The recent trend of mergers and acquisitions is equally unsettling. As many as six Indian pharmaceutical companies were acquired by multinationals over the past five years. These include Ranbaxy Laboratories Ltd, which was acquired by Daiichi- Sankyo Company Ltd; Dabur Pharma Ltd by the Singapore arm of Fresenius Kabi AG; Piramal Healthcare Ltd by Abbott Laboratories; and Shanta Biotechnics Ltd by Sanofi Aventis SA.

S Srinivasan of Low-cost Standard Therapeutics (LOCOST), Baroda — a company that makes cheap drugs — says the pharmaceutical sector is propelled exclusively by the profit motive: public interest means nothing to it. Srinivasan says profit margins can range from 8,000 to as much as 10,000 percent.

But ownership apart, there is also, as Sen explains, the matter of “duality”. While the Ministry of Health is responsible for sanctioning licences to the pharma companies, price control is the sole preserve of the Ministry of Chemicals and Fertilisers. And there is hardly any coordination between the two.

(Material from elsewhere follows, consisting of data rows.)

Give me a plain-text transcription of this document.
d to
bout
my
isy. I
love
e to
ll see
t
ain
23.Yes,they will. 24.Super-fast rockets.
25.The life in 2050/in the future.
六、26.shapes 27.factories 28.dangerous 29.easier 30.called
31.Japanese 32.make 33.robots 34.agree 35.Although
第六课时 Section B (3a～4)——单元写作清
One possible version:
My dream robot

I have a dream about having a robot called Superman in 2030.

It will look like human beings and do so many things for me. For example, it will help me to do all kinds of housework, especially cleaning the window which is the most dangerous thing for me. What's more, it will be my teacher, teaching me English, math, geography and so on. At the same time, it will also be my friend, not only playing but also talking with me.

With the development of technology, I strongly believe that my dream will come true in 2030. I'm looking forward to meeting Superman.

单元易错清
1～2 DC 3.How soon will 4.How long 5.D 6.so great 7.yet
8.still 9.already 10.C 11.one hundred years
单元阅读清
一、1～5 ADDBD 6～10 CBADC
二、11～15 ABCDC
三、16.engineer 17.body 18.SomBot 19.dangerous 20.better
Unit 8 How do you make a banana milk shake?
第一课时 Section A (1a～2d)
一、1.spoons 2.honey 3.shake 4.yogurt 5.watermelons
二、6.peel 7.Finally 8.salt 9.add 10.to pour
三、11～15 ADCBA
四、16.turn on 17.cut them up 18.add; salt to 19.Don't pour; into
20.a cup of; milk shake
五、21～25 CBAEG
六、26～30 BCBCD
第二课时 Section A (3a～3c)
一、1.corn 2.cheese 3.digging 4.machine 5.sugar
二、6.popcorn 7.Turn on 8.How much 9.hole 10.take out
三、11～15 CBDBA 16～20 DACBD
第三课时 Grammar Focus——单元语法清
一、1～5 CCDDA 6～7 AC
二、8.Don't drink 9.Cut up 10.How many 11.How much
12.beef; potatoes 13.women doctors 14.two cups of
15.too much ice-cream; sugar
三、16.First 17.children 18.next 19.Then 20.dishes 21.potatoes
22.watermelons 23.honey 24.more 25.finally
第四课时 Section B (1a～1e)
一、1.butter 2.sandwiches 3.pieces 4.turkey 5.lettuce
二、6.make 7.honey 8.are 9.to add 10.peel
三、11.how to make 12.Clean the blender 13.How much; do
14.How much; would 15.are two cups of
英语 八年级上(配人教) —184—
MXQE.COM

This is one major reason why drugs under the National List of Essential Medicines (NLEM) — those that fall under the price control regime — nosedived so sharply, from 347 in 1979 to 74 in 2008. “And even of these 74, there are only about 12 to 13 that are of any relevance today,” says Mira Shiva, a health activist and convener of the All- India Drug Action Network (AIDAN). “This list of essential medicines has not been reviewed for years, and has kept shrinking,” she adds.

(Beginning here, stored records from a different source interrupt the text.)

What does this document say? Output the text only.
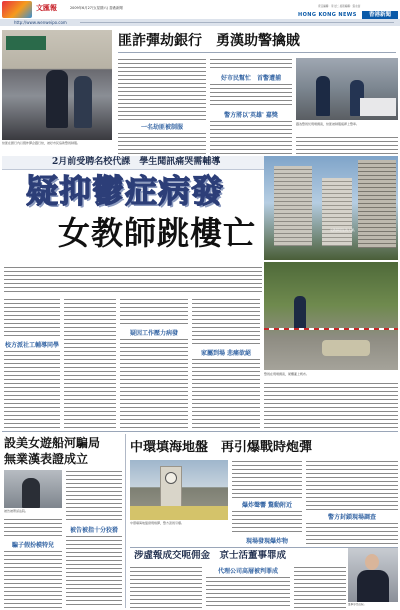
文匯報	2009年6月27日(星期六) 香港新聞	責任編輯：李文仁 美術編輯：張永信
HONG KONG NEWS	香港新聞
http://www.wenweipo.com
匪詐彈劫銀行　勇漢助警擒賊
劫匪在銀行內以假炸彈企圖行劫，被好市民協助警員制服。
一名劫匪被制服
好市民幫忙　首警遭捕
警方將以'英雄' 嘉獎
圖為警員於現場調查，劫匪被制服後押上警車。
2月前受聘名校代課　學生聞訊痛哭需輔導
疑抑鬱症病發
女教師跳樓亡	女教師居住的大廈。
校方派社工輔導同學
疑因工作壓力病發
家屬到場 悲痛欲絕
警員在現場調查，屍體蓋上帆布。
設美女遊船河騙局
無業漢表證成立
被告被帶返法院。
騙子假扮模特兒
被告被指十分狡猾
中環填海地盤　再引爆戰時炮彈
中環填海地盤發現炮彈，警方派員引爆。
爆炸聲響 驚動附近
現場發現爆炸物
警方封鎖現場調查
涉虛報成交呃佣金　京士活董事罪成
代理公司高層被判罪成
董事步出法院。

As a 4 August 2010 report to Parliament by a standing committee on health and family welfare, said: “Prescription of useless drugs by many of the doctors with ulterior motives is rampant.”

This is also borne out by an ORG Nielsen study that found that the top-selling 300 medicines account for more than Rs 35,000 crore worth of sales, or almost 90 percent of the retail market. The India Health Report 2010 by Indicus Analytics has compiled equally damning statistics: “India spends around 4.8 percent of its gross domestic product (GDP) on healthcare, of which the share of public expenditure is 1 percent.”

Shockingly, nearly 60 percent of the top-selling 300 medicines remain outside the purview of NLEM. The only cure, all agree, is a large, healthy dose of regulation.